Below find the rules for good Haiku writing.
QUOTE:
* Form: Traditional Japanese haiku have seventeen syllables divided into three lines of five syllables, seven syllables, and five syllables respectively. These syllable counts are often ignored when haiku are written in other languages, but the basic form of three short lines, with the middle line slightly longer than the other two, is usually observed.
* Structure: Haiku divide into two parts, with a break coming after the first or second line, so that the poem seems to make two separate statements that are related in some unexpected or indirect way. In Japanese, this break is marked by what haiku poets call a "cutting word." In English and other languages, the break is often marked by punctuation. This two-part structure is important to the poetic effect of a haiku, prompting a sense of discovery as one reads or a feeling of sudden insight.

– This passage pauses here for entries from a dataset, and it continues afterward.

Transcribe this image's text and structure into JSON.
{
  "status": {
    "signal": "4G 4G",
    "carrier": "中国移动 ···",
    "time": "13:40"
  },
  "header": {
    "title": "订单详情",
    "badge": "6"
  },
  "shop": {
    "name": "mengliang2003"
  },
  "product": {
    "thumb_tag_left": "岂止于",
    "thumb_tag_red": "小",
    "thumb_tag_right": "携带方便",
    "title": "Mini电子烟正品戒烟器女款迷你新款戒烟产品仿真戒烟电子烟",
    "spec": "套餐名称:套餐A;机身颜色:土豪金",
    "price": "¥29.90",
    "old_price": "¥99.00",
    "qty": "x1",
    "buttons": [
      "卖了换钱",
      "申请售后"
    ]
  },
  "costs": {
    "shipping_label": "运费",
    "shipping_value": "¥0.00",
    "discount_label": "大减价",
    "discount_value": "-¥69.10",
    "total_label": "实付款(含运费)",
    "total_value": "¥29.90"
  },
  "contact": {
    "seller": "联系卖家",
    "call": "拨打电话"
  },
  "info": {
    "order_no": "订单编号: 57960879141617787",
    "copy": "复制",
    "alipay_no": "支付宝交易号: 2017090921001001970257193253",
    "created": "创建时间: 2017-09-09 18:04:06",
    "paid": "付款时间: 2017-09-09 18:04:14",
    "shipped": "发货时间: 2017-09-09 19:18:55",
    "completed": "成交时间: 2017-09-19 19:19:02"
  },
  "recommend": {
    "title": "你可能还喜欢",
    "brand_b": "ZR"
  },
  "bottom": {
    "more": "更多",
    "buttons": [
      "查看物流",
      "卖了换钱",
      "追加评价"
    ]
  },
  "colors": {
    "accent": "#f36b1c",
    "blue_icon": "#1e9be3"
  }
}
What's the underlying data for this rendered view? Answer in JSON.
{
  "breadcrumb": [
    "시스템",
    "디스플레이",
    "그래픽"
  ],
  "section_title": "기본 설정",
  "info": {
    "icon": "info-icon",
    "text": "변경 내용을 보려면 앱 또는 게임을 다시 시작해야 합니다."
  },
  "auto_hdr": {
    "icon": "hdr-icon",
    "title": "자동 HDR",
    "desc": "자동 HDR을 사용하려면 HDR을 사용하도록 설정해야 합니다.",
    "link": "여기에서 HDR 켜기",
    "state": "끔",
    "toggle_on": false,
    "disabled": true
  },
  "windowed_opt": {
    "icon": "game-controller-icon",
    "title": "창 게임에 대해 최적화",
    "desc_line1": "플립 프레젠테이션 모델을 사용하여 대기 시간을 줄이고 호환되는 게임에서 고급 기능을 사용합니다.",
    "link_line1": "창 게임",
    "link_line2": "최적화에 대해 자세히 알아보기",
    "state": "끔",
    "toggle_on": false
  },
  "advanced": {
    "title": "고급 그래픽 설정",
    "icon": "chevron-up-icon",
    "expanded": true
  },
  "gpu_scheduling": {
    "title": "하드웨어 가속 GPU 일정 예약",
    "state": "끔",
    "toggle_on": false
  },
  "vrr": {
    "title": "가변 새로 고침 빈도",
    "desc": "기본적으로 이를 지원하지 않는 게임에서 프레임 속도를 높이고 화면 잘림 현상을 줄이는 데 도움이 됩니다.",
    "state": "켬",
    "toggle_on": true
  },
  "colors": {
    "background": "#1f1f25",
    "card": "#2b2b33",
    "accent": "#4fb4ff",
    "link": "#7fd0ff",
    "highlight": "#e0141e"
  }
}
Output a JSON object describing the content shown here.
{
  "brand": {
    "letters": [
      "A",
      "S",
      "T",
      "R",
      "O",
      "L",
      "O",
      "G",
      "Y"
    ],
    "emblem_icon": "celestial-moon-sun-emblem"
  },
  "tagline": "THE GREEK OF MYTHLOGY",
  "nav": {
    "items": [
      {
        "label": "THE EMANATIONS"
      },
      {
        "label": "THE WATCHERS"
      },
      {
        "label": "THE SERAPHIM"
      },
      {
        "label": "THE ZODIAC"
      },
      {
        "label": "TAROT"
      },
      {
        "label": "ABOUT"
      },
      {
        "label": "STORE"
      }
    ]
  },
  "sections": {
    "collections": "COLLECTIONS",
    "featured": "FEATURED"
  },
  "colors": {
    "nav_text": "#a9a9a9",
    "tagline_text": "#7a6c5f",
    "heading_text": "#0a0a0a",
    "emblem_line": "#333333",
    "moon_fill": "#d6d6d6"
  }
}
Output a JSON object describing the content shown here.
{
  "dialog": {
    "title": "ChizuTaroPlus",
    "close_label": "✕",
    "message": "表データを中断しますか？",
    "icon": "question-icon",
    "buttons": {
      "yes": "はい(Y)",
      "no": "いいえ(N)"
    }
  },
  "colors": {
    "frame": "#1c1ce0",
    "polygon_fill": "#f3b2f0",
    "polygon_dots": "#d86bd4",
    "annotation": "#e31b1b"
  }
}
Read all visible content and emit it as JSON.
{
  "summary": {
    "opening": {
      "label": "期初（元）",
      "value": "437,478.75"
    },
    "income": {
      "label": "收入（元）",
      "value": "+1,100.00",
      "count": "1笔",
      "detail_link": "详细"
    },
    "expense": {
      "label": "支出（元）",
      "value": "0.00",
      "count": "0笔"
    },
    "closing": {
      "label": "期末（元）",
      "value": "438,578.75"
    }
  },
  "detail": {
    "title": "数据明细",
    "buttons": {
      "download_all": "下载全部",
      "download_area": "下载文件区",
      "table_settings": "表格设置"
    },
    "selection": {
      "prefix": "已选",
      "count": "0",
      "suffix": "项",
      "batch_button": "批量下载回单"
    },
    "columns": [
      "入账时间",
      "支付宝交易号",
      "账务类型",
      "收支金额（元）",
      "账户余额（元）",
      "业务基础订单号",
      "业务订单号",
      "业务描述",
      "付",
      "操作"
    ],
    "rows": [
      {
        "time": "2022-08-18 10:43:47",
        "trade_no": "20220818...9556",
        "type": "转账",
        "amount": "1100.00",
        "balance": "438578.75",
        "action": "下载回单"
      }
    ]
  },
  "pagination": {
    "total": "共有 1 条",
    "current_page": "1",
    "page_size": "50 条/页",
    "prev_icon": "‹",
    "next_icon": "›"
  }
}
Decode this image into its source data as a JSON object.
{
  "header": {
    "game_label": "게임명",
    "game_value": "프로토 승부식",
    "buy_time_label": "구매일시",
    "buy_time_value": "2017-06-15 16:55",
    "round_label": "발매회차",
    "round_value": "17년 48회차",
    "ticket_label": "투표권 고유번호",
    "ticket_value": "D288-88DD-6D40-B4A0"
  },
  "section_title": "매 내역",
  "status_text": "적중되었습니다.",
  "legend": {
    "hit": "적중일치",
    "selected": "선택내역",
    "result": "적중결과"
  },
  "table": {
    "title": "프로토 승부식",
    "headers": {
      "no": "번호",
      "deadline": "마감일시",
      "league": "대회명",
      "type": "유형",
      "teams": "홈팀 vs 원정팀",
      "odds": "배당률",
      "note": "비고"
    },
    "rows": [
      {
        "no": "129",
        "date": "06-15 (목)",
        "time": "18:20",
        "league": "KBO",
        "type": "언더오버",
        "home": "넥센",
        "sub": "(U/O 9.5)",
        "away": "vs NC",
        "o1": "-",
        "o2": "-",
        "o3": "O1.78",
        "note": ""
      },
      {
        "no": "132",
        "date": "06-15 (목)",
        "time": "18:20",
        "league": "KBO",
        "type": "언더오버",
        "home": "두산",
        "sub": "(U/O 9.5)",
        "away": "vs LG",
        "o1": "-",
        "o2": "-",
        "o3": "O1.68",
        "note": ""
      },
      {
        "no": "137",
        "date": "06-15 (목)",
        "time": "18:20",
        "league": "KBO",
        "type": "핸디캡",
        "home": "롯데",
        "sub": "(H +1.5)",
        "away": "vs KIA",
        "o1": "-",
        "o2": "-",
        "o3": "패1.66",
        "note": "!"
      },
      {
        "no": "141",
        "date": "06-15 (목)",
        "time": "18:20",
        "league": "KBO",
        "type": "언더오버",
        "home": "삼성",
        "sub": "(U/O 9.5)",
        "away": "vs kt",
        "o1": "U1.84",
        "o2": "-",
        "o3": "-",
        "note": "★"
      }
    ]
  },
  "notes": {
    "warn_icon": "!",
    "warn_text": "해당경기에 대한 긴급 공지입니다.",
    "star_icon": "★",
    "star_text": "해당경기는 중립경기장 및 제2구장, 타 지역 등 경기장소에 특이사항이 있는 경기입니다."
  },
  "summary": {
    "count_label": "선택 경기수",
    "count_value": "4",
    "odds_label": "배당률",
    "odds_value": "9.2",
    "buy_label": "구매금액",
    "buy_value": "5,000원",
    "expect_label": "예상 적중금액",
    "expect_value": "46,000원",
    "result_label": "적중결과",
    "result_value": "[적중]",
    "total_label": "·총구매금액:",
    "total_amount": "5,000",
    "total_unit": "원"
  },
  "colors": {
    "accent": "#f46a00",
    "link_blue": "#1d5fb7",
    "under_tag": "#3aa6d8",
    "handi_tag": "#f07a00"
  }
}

* Language: Haiku should include what Japanese poets call a kigo -- a word that gives the reader a clue to the season being described. The kigo can be the name of a season (autumn, winter) or a subtler clue, such as a reference to the harvest or new fallen snow. Through the years, certain signs of the seasons have become conventional in Japanese haiku: cherry blossoms are a kigo for spring, mosquitoes a kigo for summer. Sometimes, too, the kigo will refer to an individual moment in the natural cycle, such as dawn or moonrise, without reference to a particular season. The kigo is also important to the haiku's effect, anchoring the experience it describes in a poetic here and now that helps sharpen the imaginative focus.
* Subject: Haiku present a snapshot of everyday experience, revealing an unsuspected significance in a detail of nature or human life. Haiku poets find their subject matter in the world around them, not in ancient legends or exotic fantasies. They write for a popular audience and give their audience a new way to look at things they have probably overlooked in the past.